The company’s advertising follows a similar
path. “We do regional advertising — a lot of weekly papers,
some billboards, trucks,” Marquez says. “I’d like to see
more national advertising, but we just don’t have the money —
it’s very expensive. Our strength is not 100 percent in every state,
so it makes marketing sense to be very targeted. We actually look at our
budget and divide it up by region and customer segment.”
In each region, Organic Valley spends 70 percent of
its marketing dollars toward moms and kids, equal to their proportion of
the company’s demographic breakdown. “At the same time, we take
5 to 10 percent of our marketing dollars and focus it on what George calls
the ‘tipping point’— meaning they’re not really our
customers yet, but they ought to be,” Marquez says.
Also helping to spread the message is Organic
Valley’s farmer ambassador program, which includes 300 farmers from
among the co-ops 1,200 members. The program convenes several training
sessions across the country on how to better explain organics to the public
and press.
The company also employs what Marquez describes as
“buzz marketing,” to get folks talking about the brand.
“We’ve identified a dozen influential groups who we talk to all
the time,” she says. “If we can get people in every state
saying things … every touch point in the company is an opportunity to
convert someone. That’s the most powerful marketing we can
do.”
Moving Forward
Looking ahead, Organic Valley is committed to staying
true to its mission: focusing on serving American farmers by creating a
successful brand. “Staying true to our mission is a constant
education with our staff and with our farmers,” Bedessem says.
“It’s about offering farmers choices 20 years from now. We need
to nurture and sustain a business model because there is no exit strategy.
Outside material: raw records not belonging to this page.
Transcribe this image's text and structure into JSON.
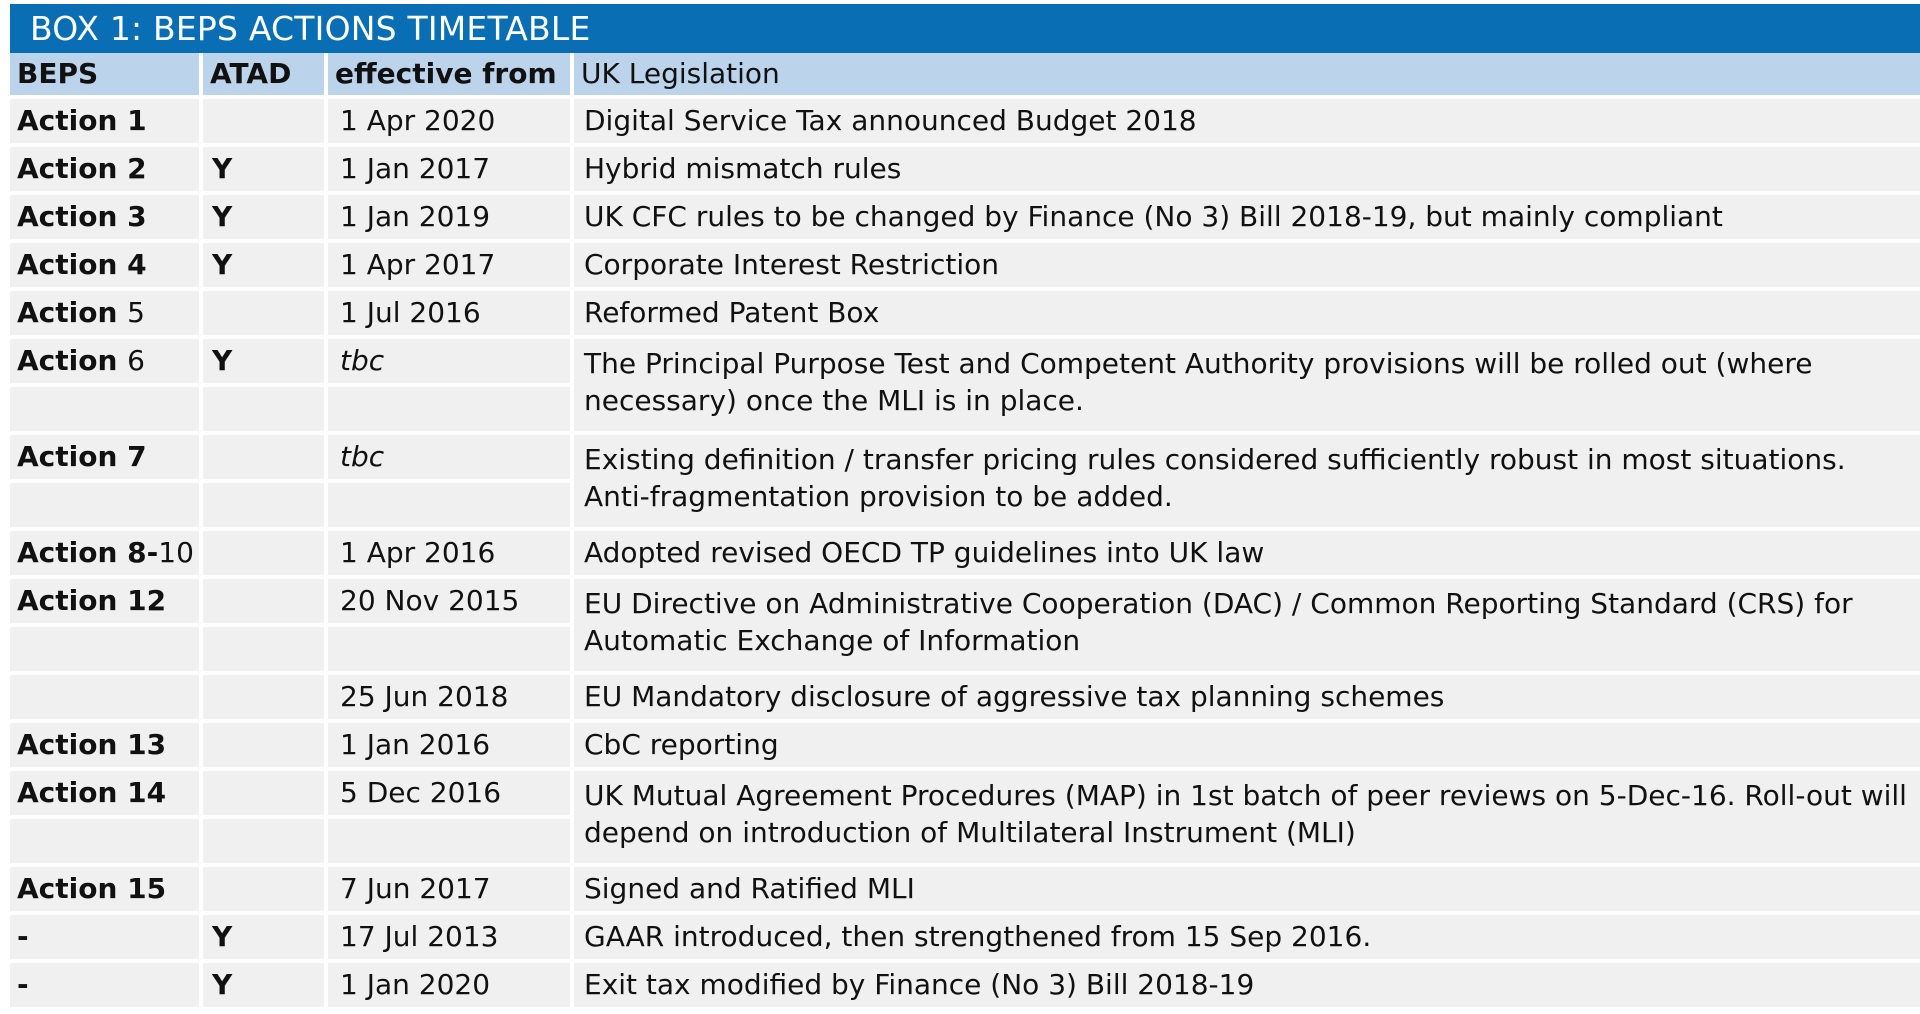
{
  "title": "BOX 1: BEPS ACTIONS TIMETABLE",
  "columns": [
    "BEPS",
    "ATAD",
    "effective from",
    "UK Legislation"
  ],
  "rows": [
    {
      "beps": "Action 1",
      "beps_bold": "Action 1",
      "beps_num": "",
      "atad": "",
      "effective": "1 Apr 2020",
      "italic": false,
      "legislation": "Digital Service Tax announced Budget 2018",
      "multiline": false
    },
    {
      "beps_bold": "Action 2",
      "beps_num": "",
      "atad": "Y",
      "effective": "1 Jan 2017",
      "italic": false,
      "legislation": "Hybrid mismatch rules",
      "multiline": false
    },
    {
      "beps_bold": "Action 3",
      "beps_num": "",
      "atad": "Y",
      "effective": "1 Jan 2019",
      "italic": false,
      "legislation": "UK CFC rules to be changed by Finance (No 3) Bill 2018-19, but mainly compliant",
      "multiline": false
    },
    {
      "beps_bold": "Action 4",
      "beps_num": "",
      "atad": "Y",
      "effective": "1 Apr 2017",
      "italic": false,
      "legislation": "Corporate Interest Restriction",
      "multiline": false
    },
    {
      "beps_bold": "Action ",
      "beps_num": "5",
      "atad": "",
      "effective": "1 Jul 2016",
      "italic": false,
      "legislation": "Reformed Patent Box",
      "multiline": false
    },
    {
      "beps_bold": "Action ",
      "beps_num": "6",
      "atad": "Y",
      "effective": "tbc",
      "italic": true,
      "legislation": "The Principal Purpose Test and Competent Authority provisions will be rolled out (where necessary) once the MLI is in place.",
      "multiline": true
    },
    {
      "beps_bold": "Action 7",
      "beps_num": "",
      "atad": "",
      "effective": "tbc",
      "italic": true,
      "legislation": "Existing definition / transfer pricing rules considered sufficiently robust in most situations. Anti-fragmentation provision to be added.",
      "multiline": true
    },
    {
      "beps_bold": "Action 8-",
      "beps_num": "10",
      "atad": "",
      "effective": "1 Apr 2016",
      "italic": false,
      "legislation": "Adopted revised OECD TP guidelines into UK law",
      "multiline": false
    },
    {
      "beps_bold": "Action 12",
      "beps_num": "",
      "atad": "",
      "effective": "20 Nov 2015",
      "italic": false,
      "legislation": "EU Directive on Administrative Cooperation (DAC) / Common Reporting Standard (CRS) for Automatic Exchange of Information",
      "multiline": true
    },
    {
      "beps_bold": "",
      "beps_num": "",
      "atad": "",
      "effective": "25 Jun 2018",
      "italic": false,
      "legislation": "EU Mandatory disclosure of aggressive tax planning schemes",
      "multiline": false
    },
    {
      "beps_bold": "Action 13",
      "beps_num": "",
      "atad": "",
      "effective": "1 Jan 2016",
      "italic": false,
      "legislation": "CbC reporting",
      "multiline": false
    },
    {
      "beps_bold": "Action 14",
      "beps_num": "",
      "atad": "",
      "effective": "5 Dec 2016",
      "italic": false,
      "legislation": "UK Mutual Agreement Procedures (MAP) in 1st batch of peer reviews on 5-Dec-16. Roll-out will depend on introduction of Multilateral Instrument (MLI)",
      "multiline": true
    },
    {
      "beps_bold": "Action 15",
      "beps_num": "",
      "atad": "",
      "effective": "7 Jun 2017",
      "italic": false,
      "legislation": "Signed and Ratified MLI",
      "multiline": false
    },
    {
      "beps_bold": "-",
      "beps_num": "",
      "atad": "Y",
      "effective": "17 Jul 2013",
      "italic": false,
      "legislation": "GAAR introduced, then strengthened from 15 Sep 2016.",
      "multiline": false
    },
    {
      "beps_bold": "-",
      "beps_num": "",
      "atad": "Y",
      "effective": " 1 Jan 2020",
      "italic": false,
      "legislation": "Exit tax modified by Finance (No 3) Bill 2018-19",
      "multiline": false
    }
  ],
  "colors": {
    "title_bar": "#0a6eb5",
    "header_row": "#bcd3ec",
    "cell": "#f0f0f0"
  }
}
Other businesses say, ‘We might sell’ … The exit strategy
is, 20 years from now, farmers will have choices — they can continue
to farm, they can retire, they can sell the farm to the kids. We want to
create a business that will allow those farmers to make that choice about
what they want to do with their farm.”
Meanwhile, the Organic Valley team will have its hands
full managing the growth that has made it a success. “We have grown a
business basically over the last 20 years from zero to $430 million,”
Bedessem says. “The challenge for us is to see whether as an
organization we can grow, because we anticipate the organic industry is
going to continue to grow between 15 and 20 percent as it has for the last
20 years, and now that 15 percent in our business is close to $100 million.
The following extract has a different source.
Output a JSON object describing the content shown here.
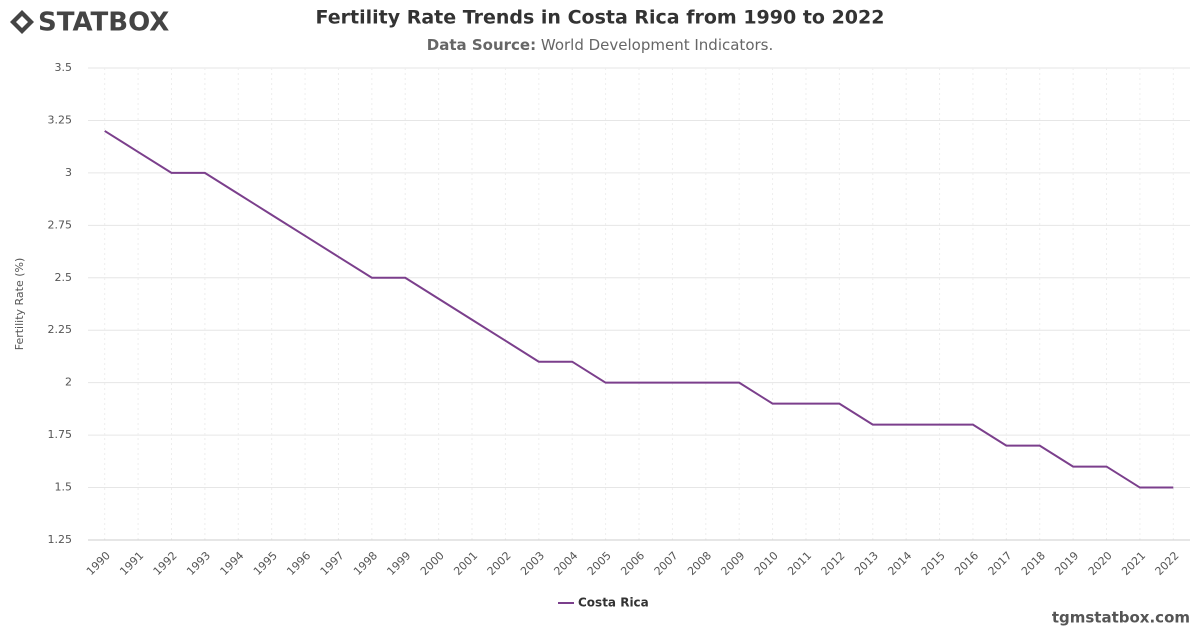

Can we continue to take a $400 million business and make it a
billion-dollar business with all of the systems that we’re going to
require?”
The additional challenge, McGeorge says, is dealing
with the growth while still maintaining its focus as a co-op.
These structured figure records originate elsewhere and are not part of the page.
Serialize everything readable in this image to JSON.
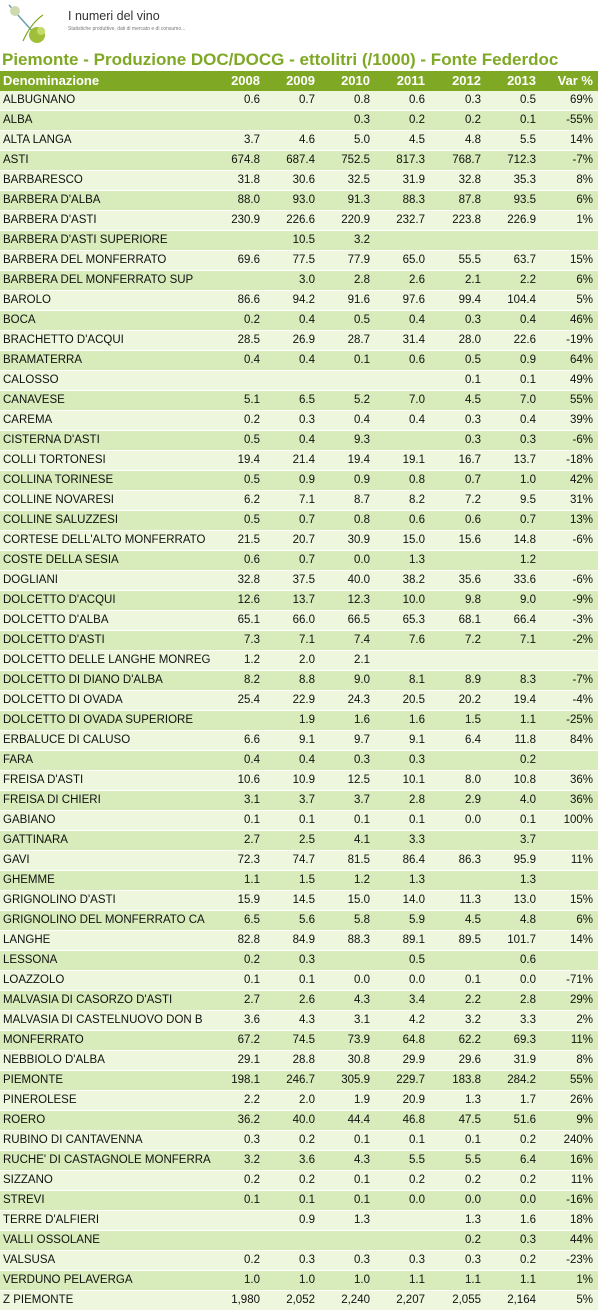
{
  "brand": {
    "name": "I numeri del vino",
    "tagline": "Statistiche produttive, dati di mercato e di consumo..."
  },
  "title": "Piemonte - Produzione DOC/DOCG - ettolitri (/1000) - Fonte Federdoc",
  "colors": {
    "accent": "#7fa825",
    "row_light": "#eef6dd",
    "row_dark": "#d8ebba"
  },
  "table": {
    "headers": [
      "Denominazione",
      "2008",
      "2009",
      "2010",
      "2011",
      "2012",
      "2013",
      "Var %"
    ],
    "rows": [
      [
        "ALBUGNANO",
        "0.6",
        "0.7",
        "0.8",
        "0.6",
        "0.3",
        "0.5",
        "69%"
      ],
      [
        "ALBA",
        "",
        "",
        "0.3",
        "0.2",
        "0.2",
        "0.1",
        "-55%"
      ],
      [
        "ALTA LANGA",
        "3.7",
        "4.6",
        "5.0",
        "4.5",
        "4.8",
        "5.5",
        "14%"
      ],
      [
        "ASTI",
        "674.8",
        "687.4",
        "752.5",
        "817.3",
        "768.7",
        "712.3",
        "-7%"
      ],
      [
        "BARBARESCO",
        "31.8",
        "30.6",
        "32.5",
        "31.9",
        "32.8",
        "35.3",
        "8%"
      ],
      [
        "BARBERA D'ALBA",
        "88.0",
        "93.0",
        "91.3",
        "88.3",
        "87.8",
        "93.5",
        "6%"
      ],
      [
        "BARBERA D'ASTI",
        "230.9",
        "226.6",
        "220.9",
        "232.7",
        "223.8",
        "226.9",
        "1%"
      ],
      [
        "BARBERA D'ASTI SUPERIORE",
        "",
        "10.5",
        "3.2",
        "",
        "",
        "",
        ""
      ],
      [
        "BARBERA DEL MONFERRATO",
        "69.6",
        "77.5",
        "77.9",
        "65.0",
        "55.5",
        "63.7",
        "15%"
      ],
      [
        "BARBERA DEL MONFERRATO SUP",
        "",
        "3.0",
        "2.8",
        "2.6",
        "2.1",
        "2.2",
        "6%"
      ],
      [
        "BAROLO",
        "86.6",
        "94.2",
        "91.6",
        "97.6",
        "99.4",
        "104.4",
        "5%"
      ],
      [
        "BOCA",
        "0.2",
        "0.4",
        "0.5",
        "0.4",
        "0.3",
        "0.4",
        "46%"
      ],
      [
        "BRACHETTO D'ACQUI",
        "28.5",
        "26.9",
        "28.7",
        "31.4",
        "28.0",
        "22.6",
        "-19%"
      ],
      [
        "BRAMATERRA",
        "0.4",
        "0.4",
        "0.1",
        "0.6",
        "0.5",
        "0.9",
        "64%"
      ],
      [
        "CALOSSO",
        "",
        "",
        "",
        "",
        "0.1",
        "0.1",
        "49%"
      ],
      [
        "CANAVESE",
        "5.1",
        "6.5",
        "5.2",
        "7.0",
        "4.5",
        "7.0",
        "55%"
      ],
      [
        "CAREMA",
        "0.2",
        "0.3",
        "0.4",
        "0.4",
        "0.3",
        "0.4",
        "39%"
      ],
      [
        "CISTERNA D'ASTI",
        "0.5",
        "0.4",
        "9.3",
        "",
        "0.3",
        "0.3",
        "-6%"
      ],
      [
        "COLLI TORTONESI",
        "19.4",
        "21.4",
        "19.4",
        "19.1",
        "16.7",
        "13.7",
        "-18%"
      ],
      [
        "COLLINA TORINESE",
        "0.5",
        "0.9",
        "0.9",
        "0.8",
        "0.7",
        "1.0",
        "42%"
      ],
      [
        "COLLINE NOVARESI",
        "6.2",
        "7.1",
        "8.7",
        "8.2",
        "7.2",
        "9.5",
        "31%"
      ],
      [
        "COLLINE SALUZZESI",
        "0.5",
        "0.7",
        "0.8",
        "0.6",
        "0.6",
        "0.7",
        "13%"
      ],
      [
        "CORTESE DELL'ALTO MONFERRATO",
        "21.5",
        "20.7",
        "30.9",
        "15.0",
        "15.6",
        "14.8",
        "-6%"
      ],
      [
        "COSTE DELLA SESIA",
        "0.6",
        "0.7",
        "0.0",
        "1.3",
        "",
        "1.2",
        ""
      ],
      [
        "DOGLIANI",
        "32.8",
        "37.5",
        "40.0",
        "38.2",
        "35.6",
        "33.6",
        "-6%"
      ],
      [
        "DOLCETTO D'ACQUI",
        "12.6",
        "13.7",
        "12.3",
        "10.0",
        "9.8",
        "9.0",
        "-9%"
      ],
      [
        "DOLCETTO D'ALBA",
        "65.1",
        "66.0",
        "66.5",
        "65.3",
        "68.1",
        "66.4",
        "-3%"
      ],
      [
        "DOLCETTO D'ASTI",
        "7.3",
        "7.1",
        "7.4",
        "7.6",
        "7.2",
        "7.1",
        "-2%"
      ],
      [
        "DOLCETTO DELLE LANGHE MONREG",
        "1.2",
        "2.0",
        "2.1",
        "",
        "",
        "",
        ""
      ],
      [
        "DOLCETTO DI DIANO D'ALBA",
        "8.2",
        "8.8",
        "9.0",
        "8.1",
        "8.9",
        "8.3",
        "-7%"
      ],
      [
        "DOLCETTO DI OVADA",
        "25.4",
        "22.9",
        "24.3",
        "20.5",
        "20.2",
        "19.4",
        "-4%"
      ],
      [
        "DOLCETTO DI OVADA SUPERIORE",
        "",
        "1.9",
        "1.6",
        "1.6",
        "1.5",
        "1.1",
        "-25%"
      ],
      [
        "ERBALUCE DI CALUSO",
        "6.6",
        "9.1",
        "9.7",
        "9.1",
        "6.4",
        "11.8",
        "84%"
      ],
      [
        "FARA",
        "0.4",
        "0.4",
        "0.3",
        "0.3",
        "",
        "0.2",
        ""
      ],
      [
        "FREISA D'ASTI",
        "10.6",
        "10.9",
        "12.5",
        "10.1",
        "8.0",
        "10.8",
        "36%"
      ],
      [
        "FREISA DI CHIERI",
        "3.1",
        "3.7",
        "3.7",
        "2.8",
        "2.9",
        "4.0",
        "36%"
      ],
      [
        "GABIANO",
        "0.1",
        "0.1",
        "0.1",
        "0.1",
        "0.0",
        "0.1",
        "100%"
      ],
      [
        "GATTINARA",
        "2.7",
        "2.5",
        "4.1",
        "3.3",
        "",
        "3.7",
        ""
      ],
      [
        "GAVI",
        "72.3",
        "74.7",
        "81.5",
        "86.4",
        "86.3",
        "95.9",
        "11%"
      ],
      [
        "GHEMME",
        "1.1",
        "1.5",
        "1.2",
        "1.3",
        "",
        "1.3",
        ""
      ],
      [
        "GRIGNOLINO D'ASTI",
        "15.9",
        "14.5",
        "15.0",
        "14.0",
        "11.3",
        "13.0",
        "15%"
      ],
      [
        "GRIGNOLINO DEL MONFERRATO CA",
        "6.5",
        "5.6",
        "5.8",
        "5.9",
        "4.5",
        "4.8",
        "6%"
      ],
      [
        "LANGHE",
        "82.8",
        "84.9",
        "88.3",
        "89.1",
        "89.5",
        "101.7",
        "14%"
      ],
      [
        "LESSONA",
        "0.2",
        "0.3",
        "",
        "0.5",
        "",
        "0.6",
        ""
      ],
      [
        "LOAZZOLO",
        "0.1",
        "0.1",
        "0.0",
        "0.0",
        "0.1",
        "0.0",
        "-71%"
      ],
      [
        "MALVASIA DI CASORZO D'ASTI",
        "2.7",
        "2.6",
        "4.3",
        "3.4",
        "2.2",
        "2.8",
        "29%"
      ],
      [
        "MALVASIA DI CASTELNUOVO DON B",
        "3.6",
        "4.3",
        "3.1",
        "4.2",
        "3.2",
        "3.3",
        "2%"
      ],
      [
        "MONFERRATO",
        "67.2",
        "74.5",
        "73.9",
        "64.8",
        "62.2",
        "69.3",
        "11%"
      ],
      [
        "NEBBIOLO D'ALBA",
        "29.1",
        "28.8",
        "30.8",
        "29.9",
        "29.6",
        "31.9",
        "8%"
      ],
      [
        "PIEMONTE",
        "198.1",
        "246.7",
        "305.9",
        "229.7",
        "183.8",
        "284.2",
        "55%"
      ],
      [
        "PINEROLESE",
        "2.2",
        "2.0",
        "1.9",
        "20.9",
        "1.3",
        "1.7",
        "26%"
      ],
      [
        "ROERO",
        "36.2",
        "40.0",
        "44.4",
        "46.8",
        "47.5",
        "51.6",
        "9%"
      ],
      [
        "RUBINO DI CANTAVENNA",
        "0.3",
        "0.2",
        "0.1",
        "0.1",
        "0.1",
        "0.2",
        "240%"
      ],
      [
        "RUCHE' DI CASTAGNOLE MONFERRA",
        "3.2",
        "3.6",
        "4.3",
        "5.5",
        "5.5",
        "6.4",
        "16%"
      ],
      [
        "SIZZANO",
        "0.2",
        "0.2",
        "0.1",
        "0.2",
        "0.2",
        "0.2",
        "11%"
      ],
      [
        "STREVI",
        "0.1",
        "0.1",
        "0.1",
        "0.0",
        "0.0",
        "0.0",
        "-16%"
      ],
      [
        "TERRE D'ALFIERI",
        "",
        "0.9",
        "1.3",
        "",
        "1.3",
        "1.6",
        "18%"
      ],
      [
        "VALLI OSSOLANE",
        "",
        "",
        "",
        "",
        "0.2",
        "0.3",
        "44%"
      ],
      [
        "VALSUSA",
        "0.2",
        "0.3",
        "0.3",
        "0.3",
        "0.3",
        "0.2",
        "-23%"
      ],
      [
        "VERDUNO PELAVERGA",
        "1.0",
        "1.0",
        "1.0",
        "1.1",
        "1.1",
        "1.1",
        "1%"
      ],
      [
        "Z PIEMONTE",
        "1,980",
        "2,052",
        "2,240",
        "2,207",
        "2,055",
        "2,164",
        "5%"
      ]
    ]
  }
}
“We’ve been together for a long time and we’re very
steeped in that idea of a cooperative with these values that we
have,” he says. “But what about the next 150 employees, the
next 300 farmers — how do we make sure we bring that to them in
a way that makes sense and they’re able to continue the mission we
started 20 years ago?”
Marquez adds: “We have a serious dedication to
elevating the status of farming — and keeping people in
it.”
And the company further has a dedication to organic as
a philosophy, not just a buzzword, Hemstead says. “What we do is
organic, from the beginning to the end, and it’s what we will be
doing in five years. I think that’s a critical piece of staying true
to our core mission,” she says. “We’ve been emphasizing
pastures for years. We can tell you what month CLAs go up and what month
they go down. … What we will be doing is organic.”